(641g) Condition and Particle Size Effects on the Interconversion between Nanoparticles and Cations in Pd-Exchanged SSZ-13 Zeolites

Metal-exchanged zeolites, though often exhibiting enhanced resistance to reduction and sintering in comparison to other supported metal cation counterparts, may gradually lose their potency in reducing environments. Optimization of zeolite synthesis and process conditions can thus be aided by molecular level knowledge of the mechanism for metal or metal-oxide nanoparticles to regenerate and convert to metal cations. This is of particular importance for Pd-exchanged SSZ-13 zeolites, whose ability to adsorb NO at low temperatures make it a promising candidate for emissions control. Computational and experimental studies have established that Pd cations are responsible for NO adsorption. In the presence of CO and H₂O, Pd cations aggregate to form Pd⁰ clusters, which oxidize to form PdO nanoparticles, leading to a loss in NO adsorption capacity. Here, employing density functional theory (DFT) calculations, and first-principles thermodynamic modeling, we formulate phase diagrams that demonstrate that nanoparticle size, gas conditions, and zeolite composition, dictate the conditions under which the regeneration of PdO particles to cations can occur. Our results substantiate the experimentally observed difficulty to solid-state ion exchange Pd into zeolites from large PdO nanoparticles at temperatures < 800 K. Further, we show that factors such as nanoparticle size, density of proximal Al sites in the zeolite, and O₂ and H₂O pressures, sensitively influence the maximum extent of ion exchange.
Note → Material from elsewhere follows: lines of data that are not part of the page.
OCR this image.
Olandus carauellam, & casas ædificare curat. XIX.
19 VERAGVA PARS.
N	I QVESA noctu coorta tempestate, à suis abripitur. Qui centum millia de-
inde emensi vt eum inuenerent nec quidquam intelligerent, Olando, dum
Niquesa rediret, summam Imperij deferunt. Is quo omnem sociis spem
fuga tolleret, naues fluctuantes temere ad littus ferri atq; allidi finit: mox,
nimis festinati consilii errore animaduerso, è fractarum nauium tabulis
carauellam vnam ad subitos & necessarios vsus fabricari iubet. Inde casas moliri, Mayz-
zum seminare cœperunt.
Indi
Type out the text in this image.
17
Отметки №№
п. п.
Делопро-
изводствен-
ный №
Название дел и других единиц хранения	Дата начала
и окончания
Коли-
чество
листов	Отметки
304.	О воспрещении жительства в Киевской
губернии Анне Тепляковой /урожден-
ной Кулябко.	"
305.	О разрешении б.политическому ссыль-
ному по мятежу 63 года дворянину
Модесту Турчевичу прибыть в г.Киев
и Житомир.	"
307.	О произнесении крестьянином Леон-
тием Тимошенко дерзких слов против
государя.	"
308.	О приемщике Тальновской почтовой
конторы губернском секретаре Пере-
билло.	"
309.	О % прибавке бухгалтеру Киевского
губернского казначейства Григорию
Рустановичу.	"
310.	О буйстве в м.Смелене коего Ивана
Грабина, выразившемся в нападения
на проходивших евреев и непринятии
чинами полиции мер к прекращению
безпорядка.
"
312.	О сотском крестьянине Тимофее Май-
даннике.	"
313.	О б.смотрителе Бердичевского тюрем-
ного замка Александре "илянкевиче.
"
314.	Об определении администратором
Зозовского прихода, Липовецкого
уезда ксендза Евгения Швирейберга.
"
We demonstrate through computational modeling and experiment that, contrary to prior proposals, H₂O inhibits conversion of PdO nanoparticles to Pd cations. We show that interconversion thermodynamics do not tell the complete story; ion exchange is kinetically limited for larger particles. Prior studies have proposed a non-elementary mechanism whereby PdO particles eject mobile Pd(OH)₂ precursors via interfacial detachment and migration. We report DFT calculations that investigate plausible intermediates and barriers that may facilitate cation exchange, and determine the role of H₂O in the interconversion mechanism.